I made a post about generating a random BigInteger Andy Turner's answer about generating a random BigInteger. I don't use this directly for generating a random BigDecimal. Essentially my concern is to use independent instances of Random to generate each digit in a number. One problem I noticed is that with Random there are only so many values of and particular number that you get in a row. Also the generation tries to maintain something of an even distribution of generated values. My solution depends on something storing an array or collection of Random instances and calling these. I think this is a good way of going about it and I am trying to find out, so am interested if anyone has any pointers or criticism of this approach.
我可能在这里忽略了明显的内容,但是创建两个随机的 BigInteger 怎么样,一个是整数部分,另一个是小数部分?显然,“小数”bigint 的范围将由您想要允许的精度决定,而您无法摆脱固定。
更新:这可以进一步简化为仅使用一个随机 bigint。如果您想要一个 0 到 n 之间、具有 k 小数精度的随机数(其中 k 是常数),则只需生成一个 0 到 n*10^k 之间的随机数并将其除以 10^k 即可。

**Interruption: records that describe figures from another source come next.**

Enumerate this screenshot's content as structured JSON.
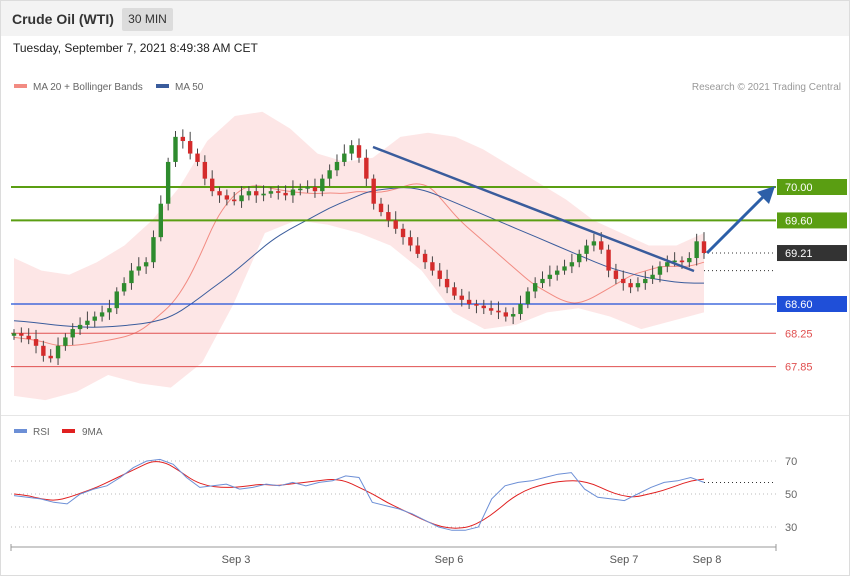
{
  "header": {
    "title": "Crude Oil (WTI)",
    "timeframe": "30 MIN",
    "timestamp": "Tuesday, September 7, 2021 8:49:38 AM CET"
  },
  "legend": {
    "ma20_label": "MA 20 + Bollinger Bands",
    "ma50_label": "MA 50",
    "ma20_color": "#f28b82",
    "ma50_color": "#3a5c9c",
    "credit": "Research © 2021 Trading Central"
  },
  "rsi_legend": {
    "rsi_label": "RSI",
    "ma_label": "9MA",
    "rsi_color": "#6c8fd6",
    "ma_color": "#e02020"
  },
  "chart_data": [
    {
      "type": "candlestick",
      "title": "Crude Oil (WTI)",
      "timeframe": "30 MIN",
      "x_ticks": [
        "Sep 3",
        "Sep 6",
        "Sep 7",
        "Sep 8"
      ],
      "ylim": [
        67.35,
        70.95
      ],
      "levels": [
        {
          "value": 70.0,
          "label": "70.00",
          "kind": "resistance",
          "color": "#5a9e12"
        },
        {
          "value": 69.6,
          "label": "69.60",
          "kind": "resistance",
          "color": "#5a9e12"
        },
        {
          "value": 69.21,
          "label": "69.21",
          "kind": "last",
          "color": "#333333"
        },
        {
          "value": 68.6,
          "label": "68.60",
          "kind": "support",
          "color": "#1f4fd8"
        },
        {
          "value": 68.25,
          "label": "68.25",
          "kind": "support",
          "color": "#e05050"
        },
        {
          "value": 67.85,
          "label": "67.85",
          "kind": "support",
          "color": "#e05050"
        }
      ],
      "close_path": [
        68.25,
        68.22,
        68.18,
        68.1,
        67.98,
        67.95,
        68.1,
        68.2,
        68.3,
        68.35,
        68.4,
        68.45,
        68.5,
        68.55,
        68.75,
        68.85,
        69.0,
        69.05,
        69.1,
        69.4,
        69.8,
        70.3,
        70.6,
        70.55,
        70.4,
        70.3,
        70.1,
        69.95,
        69.9,
        69.85,
        69.83,
        69.9,
        69.95,
        69.9,
        69.92,
        69.95,
        69.93,
        69.9,
        69.97,
        69.98,
        70.0,
        69.95,
        70.1,
        70.2,
        70.3,
        70.4,
        70.5,
        70.35,
        70.1,
        69.8,
        69.7,
        69.6,
        69.5,
        69.4,
        69.3,
        69.2,
        69.1,
        69.0,
        68.9,
        68.8,
        68.7,
        68.65,
        68.6,
        68.58,
        68.55,
        68.52,
        68.5,
        68.45,
        68.48,
        68.6,
        68.75,
        68.85,
        68.9,
        68.95,
        69.0,
        69.05,
        69.1,
        69.2,
        69.3,
        69.35,
        69.25,
        69.0,
        68.9,
        68.85,
        68.8,
        68.85,
        68.9,
        68.95,
        69.05,
        69.1,
        69.12,
        69.1,
        69.15,
        69.35,
        69.21
      ],
      "ma20_path": [
        68.2,
        68.18,
        68.15,
        68.1,
        68.1,
        68.12,
        68.15,
        68.18,
        68.22,
        68.3,
        68.45,
        68.6,
        68.85,
        69.2,
        69.6,
        69.85,
        70.0,
        70.02,
        69.98,
        69.95,
        69.93,
        69.92,
        69.93,
        69.92,
        69.95,
        69.93,
        69.95,
        70.0,
        70.05,
        70.0,
        69.8,
        69.6,
        69.45,
        69.3,
        69.15,
        69.0,
        68.85,
        68.75,
        68.65,
        68.6,
        68.65,
        68.75,
        68.85,
        68.95,
        69.0,
        69.05,
        69.05,
        69.05,
        69.1
      ],
      "ma50_path": [
        68.4,
        68.38,
        68.35,
        68.33,
        68.32,
        68.33,
        68.35,
        68.38,
        68.45,
        68.6,
        68.78,
        68.95,
        69.15,
        69.35,
        69.5,
        69.62,
        69.75,
        69.85,
        69.95,
        69.98,
        70.0,
        69.95,
        69.85,
        69.75,
        69.65,
        69.55,
        69.45,
        69.35,
        69.25,
        69.15,
        69.05,
        68.98,
        68.92,
        68.88,
        68.85,
        68.85
      ],
      "bb_upper_path": [
        69.15,
        69.0,
        68.95,
        69.1,
        69.3,
        69.6,
        70.0,
        70.55,
        70.85,
        70.9,
        70.7,
        70.4,
        70.3,
        70.35,
        70.6,
        70.65,
        70.6,
        70.45,
        70.25,
        70.05,
        69.85,
        69.6,
        69.45,
        69.3,
        69.3,
        69.45
      ],
      "bb_lower_path": [
        67.5,
        67.45,
        67.55,
        67.75,
        67.65,
        67.6,
        67.9,
        68.6,
        69.45,
        69.6,
        69.55,
        69.45,
        69.3,
        69.0,
        68.5,
        68.3,
        68.35,
        68.5,
        68.55,
        68.45,
        68.3,
        68.4,
        68.5
      ],
      "rsi": {
        "ylim": [
          20,
          80
        ],
        "ticks": [
          30,
          50,
          70
        ],
        "rsi_path": [
          49,
          48,
          47,
          45,
          44,
          50,
          53,
          55,
          60,
          66,
          70,
          71,
          68,
          60,
          54,
          55,
          56,
          53,
          54,
          56,
          55,
          57,
          55,
          57,
          58,
          61,
          60,
          45,
          43,
          41,
          38,
          34,
          30,
          28,
          28,
          30,
          47,
          55,
          57,
          58,
          60,
          62,
          63,
          53,
          48,
          47,
          46,
          50,
          54,
          57,
          58,
          60,
          57
        ],
        "ma9_path": [
          50,
          49,
          47,
          46,
          48,
          51,
          54,
          58,
          62,
          66,
          70,
          69,
          64,
          58,
          55,
          54,
          54,
          55,
          56,
          55,
          56,
          57,
          58,
          59,
          58,
          54,
          50,
          45,
          41,
          37,
          33,
          30,
          29,
          30,
          34,
          40,
          47,
          52,
          55,
          57,
          58,
          58,
          56,
          52,
          49,
          48,
          50,
          52,
          55,
          58,
          59
        ]
      }
    }
  ]
}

I might be missing the obvious here but how about creating two random
BigInteger
s, one being the integer part, and the other the fractional? Obviously the range of the "fractional" bigint would be dictated by the precision you want to allow, which you can't get away from pinning down.Update: This can be further simplified to work with just one random bigint. If you want a random number between 0 and n with k decimal precision (where k is a constant), you just generate a random number between 0 and n*10^k and divide it by 10^k.